The homelab uses a modularized staged deployment framework located at `scripts/deploy/deploy.sh`. This script is designed to be resumable, stage-aware, and observable, with core logic split into maintainable libraries in `scripts/lib/`.
### Runtime Architecture
The runtime consists of:
-`deploy.sh`: Orchestration entrypoint.
-`lib/log.sh`: Logging and structured output.
-`lib/state.sh`: Deployment state tracking and stage persistence.
-`lib/inventory.sh`: Reliable host and service discovery (Python-based YAML parsing).
-`lib/compose.sh`: Docker Compose operations.
-`lib/diagnostics.sh`: Post-failure analysis and summary generation.
1.**prepare**: Pulls the latest changes from Git, validates inventory, and prepares the local environment. It is tolerant of network failures to support intermittently connected nodes like CHELSTY.

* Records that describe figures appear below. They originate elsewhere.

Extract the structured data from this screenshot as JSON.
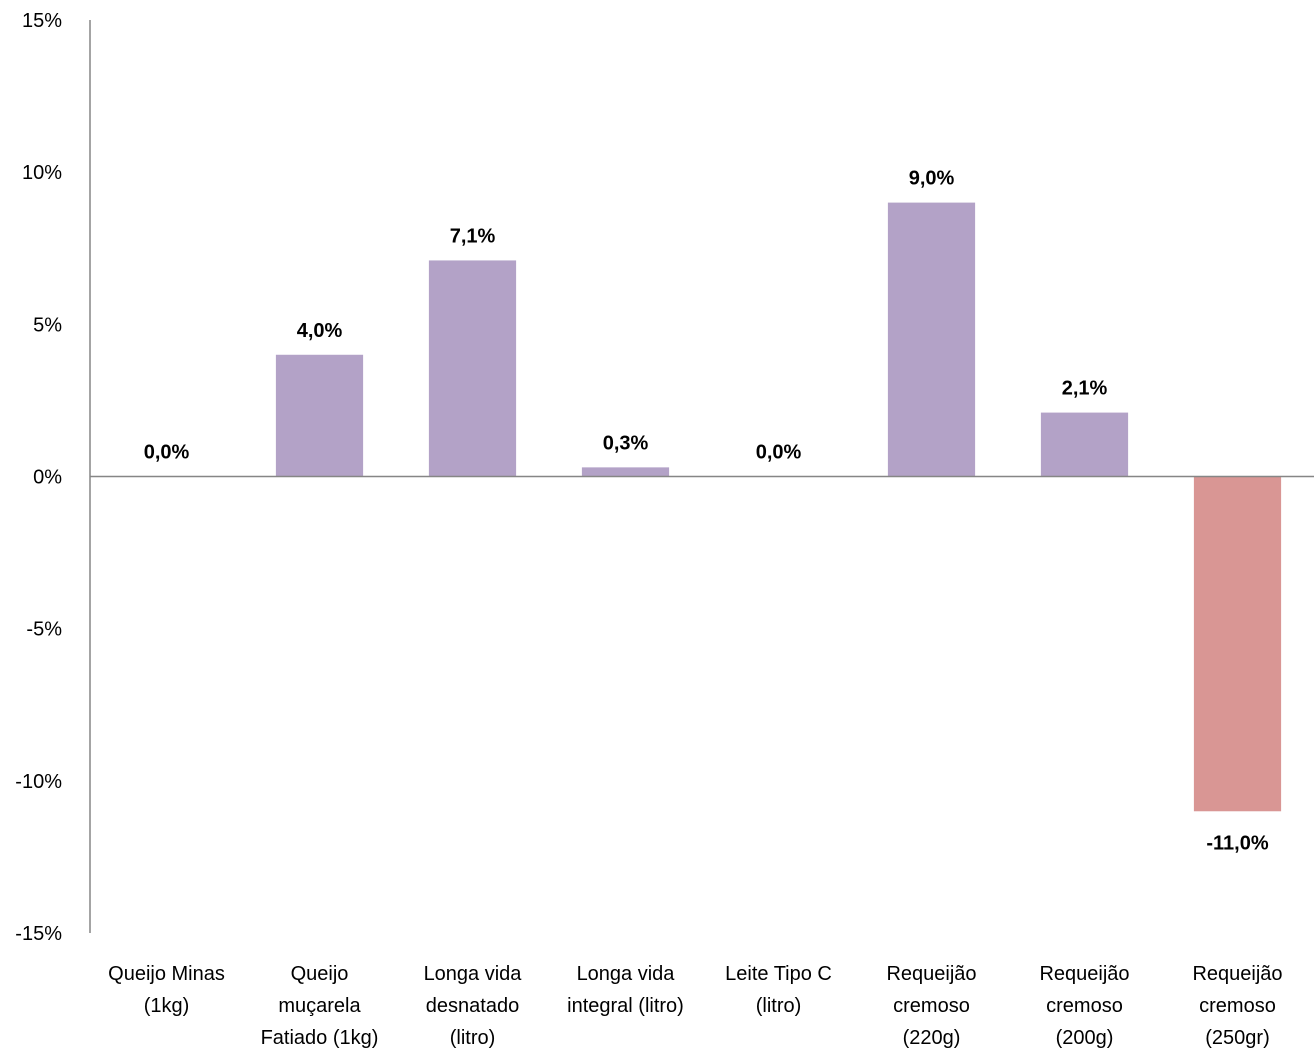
{
  "chart_data": {
    "type": "bar",
    "title": "",
    "xlabel": "",
    "ylabel": "",
    "ylim": [
      -15,
      15
    ],
    "ytick_step": 5,
    "ytick_labels": [
      "15%",
      "10%",
      "5%",
      "0%",
      "-5%",
      "-10%",
      "-15%"
    ],
    "grid": false,
    "legend": "none",
    "positive_color": "#b3a2c7",
    "negative_color": "#d99694",
    "categories": [
      [
        "Queijo Minas",
        "(1kg)"
      ],
      [
        "Queijo",
        "muçarela",
        "Fatiado (1kg)"
      ],
      [
        "Longa vida",
        "desnatado",
        "(litro)"
      ],
      [
        "Longa vida",
        "integral (litro)"
      ],
      [
        "Leite Tipo C",
        "(litro)"
      ],
      [
        "Requeijão",
        "cremoso",
        "(220g)"
      ],
      [
        "Requeijão",
        "cremoso",
        "(200g)"
      ],
      [
        "Requeijão",
        "cremoso",
        "(250gr)"
      ]
    ],
    "values": [
      0.0,
      4.0,
      7.1,
      0.3,
      0.0,
      9.0,
      2.1,
      -11.0
    ],
    "data_labels": [
      "0,0%",
      "4,0%",
      "7,1%",
      "0,3%",
      "0,0%",
      "9,0%",
      "2,1%",
      "-11,0%"
    ]
  }
}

2.**validate**: Ensures all required service definitions and metadata are present.
3.**deploy**: Executes `docker compose` commands for all assigned services. Supports `.env` files and `docker-compose.override.yml` under `/opt/homelab/config/<service>/`.
4.**verify**: Executes service-specific `healthcheck.sh` scripts or checks container status.
5.**diagnose**: Automatically triggered on failure; collects container status and logs for troubleshooting.
6.**complete**: Finalizes the deployment and marks the state as finished.
-**State**: Local node state is tracked in `/opt/homelab/state/deploy/current_stage`. The last successfully processed service in the `deploy` stage is tracked in `last_service` to support granular resumption.
-**Logs**: Detailed execution logs are stored in `/opt/homelab/logs/deploy/deploy_<timestamp>.log`. Structured log entries prefixed with `[STRUCT]` provide machine-parseable event data.
### Resume Semantics
If a deployment is interrupted (e.g., due to LTE disconnect on CHELSTY):
1. Rerun the script with the `--resume` flag: `scripts/deploy/deploy.sh --resume`.
2. The script identifies the last incomplete stage using deterministic markers (`/opt/homelab/state/deploy/stage_<name>_complete`) and continues from the exact failure point.
3. In the `deploy` stage, it specifically resumes from the first service that was not successfully completed, skipping those already up.
4. Repeated runs are safe and idempotent; completed stages are not re-executed unless the resume flag is omitted (which clears state for a fresh run).
### Diagnostics and Troubleshooting
The runtime is designed to fail predictably and provide immediate feedback:
- **Automatic Diagnostics**: If any stage fails, `collect_diagnostics` is triggered to capture system state and container logs into `/opt/homelab/logs/deploy/diagnostics_<timestamp>.txt`.
- **Deployment Summary**: Every run concludes with a concise summary showing the host status, last stage reached, and log locations.
- **Offline Resilience**: The `prepare` stage handles `git pull` failures gracefully, allowing deployment from local cache during network instability.